The tetrahedral volume helps us define the region for our triple integral.

Understanding the shape and boundaries of this tetrahedron is crucial in determining the correct integration limits and ensuring the function encompasses the entire volume to get an accurate result.

Multivariable Calculus

Multivariable calculus extends calculus concepts to functions of multiple variables.

Instead of handling just one variable, it deals with the relationships between multiple variables.

Common concepts include partial derivatives, multiple integrals (like double and triple integrals), and gradients.

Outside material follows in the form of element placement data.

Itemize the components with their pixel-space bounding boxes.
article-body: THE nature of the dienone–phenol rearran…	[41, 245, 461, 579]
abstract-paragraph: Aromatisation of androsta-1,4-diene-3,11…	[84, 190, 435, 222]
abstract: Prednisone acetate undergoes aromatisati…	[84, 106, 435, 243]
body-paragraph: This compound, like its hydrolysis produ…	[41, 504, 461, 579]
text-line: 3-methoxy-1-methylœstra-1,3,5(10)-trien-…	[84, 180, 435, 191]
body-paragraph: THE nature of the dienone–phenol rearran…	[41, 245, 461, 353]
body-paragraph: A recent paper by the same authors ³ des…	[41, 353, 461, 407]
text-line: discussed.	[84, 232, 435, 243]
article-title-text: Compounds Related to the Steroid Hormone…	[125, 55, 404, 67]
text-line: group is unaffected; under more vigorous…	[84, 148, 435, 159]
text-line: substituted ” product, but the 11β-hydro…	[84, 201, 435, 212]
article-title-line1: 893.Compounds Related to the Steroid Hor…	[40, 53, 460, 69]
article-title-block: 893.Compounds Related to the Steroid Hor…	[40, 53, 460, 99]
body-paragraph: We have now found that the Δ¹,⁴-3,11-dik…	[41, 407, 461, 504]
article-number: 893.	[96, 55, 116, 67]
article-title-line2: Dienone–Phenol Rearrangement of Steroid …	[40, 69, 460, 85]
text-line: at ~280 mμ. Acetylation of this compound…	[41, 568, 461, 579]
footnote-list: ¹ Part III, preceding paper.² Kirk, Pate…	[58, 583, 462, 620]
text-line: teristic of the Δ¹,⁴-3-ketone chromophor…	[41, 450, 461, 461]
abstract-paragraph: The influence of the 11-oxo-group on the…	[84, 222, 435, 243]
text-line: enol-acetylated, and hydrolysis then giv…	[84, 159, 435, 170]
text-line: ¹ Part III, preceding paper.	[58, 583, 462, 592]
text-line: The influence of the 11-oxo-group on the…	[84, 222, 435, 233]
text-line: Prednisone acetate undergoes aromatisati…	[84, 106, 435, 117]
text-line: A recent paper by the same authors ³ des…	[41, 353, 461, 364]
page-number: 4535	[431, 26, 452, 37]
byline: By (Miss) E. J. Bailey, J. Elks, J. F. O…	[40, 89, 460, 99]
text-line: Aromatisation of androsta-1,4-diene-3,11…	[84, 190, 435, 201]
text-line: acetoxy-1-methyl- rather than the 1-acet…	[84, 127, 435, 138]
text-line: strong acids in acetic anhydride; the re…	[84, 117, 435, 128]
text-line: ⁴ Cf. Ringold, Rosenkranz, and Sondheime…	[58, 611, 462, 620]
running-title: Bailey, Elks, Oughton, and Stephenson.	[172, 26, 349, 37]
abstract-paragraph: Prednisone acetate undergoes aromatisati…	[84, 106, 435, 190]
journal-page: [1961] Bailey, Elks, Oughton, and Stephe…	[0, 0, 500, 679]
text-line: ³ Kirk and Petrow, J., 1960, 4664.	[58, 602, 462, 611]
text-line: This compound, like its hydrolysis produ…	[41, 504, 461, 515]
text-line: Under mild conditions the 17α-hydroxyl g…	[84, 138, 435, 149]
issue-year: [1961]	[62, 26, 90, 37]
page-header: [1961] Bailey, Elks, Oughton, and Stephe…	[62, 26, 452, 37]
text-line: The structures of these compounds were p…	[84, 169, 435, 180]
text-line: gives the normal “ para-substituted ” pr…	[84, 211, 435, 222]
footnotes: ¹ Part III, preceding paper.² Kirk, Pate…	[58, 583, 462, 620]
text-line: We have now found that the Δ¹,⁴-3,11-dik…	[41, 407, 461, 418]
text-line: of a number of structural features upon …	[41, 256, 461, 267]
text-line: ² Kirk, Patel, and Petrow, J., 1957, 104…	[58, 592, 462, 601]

In multivariable calculus, we often explore how changes in one variable affect another within higher-dimensional spaces.

By utilizing techniques such as triple integrals, we can solve complex problems involving volume calculations and other three-dimensional aspects.

The concepts are fundamental in fields such as engineering, physics, computer graphics, and economics, where phenomena often depend on multiple variables interacting simultaneously.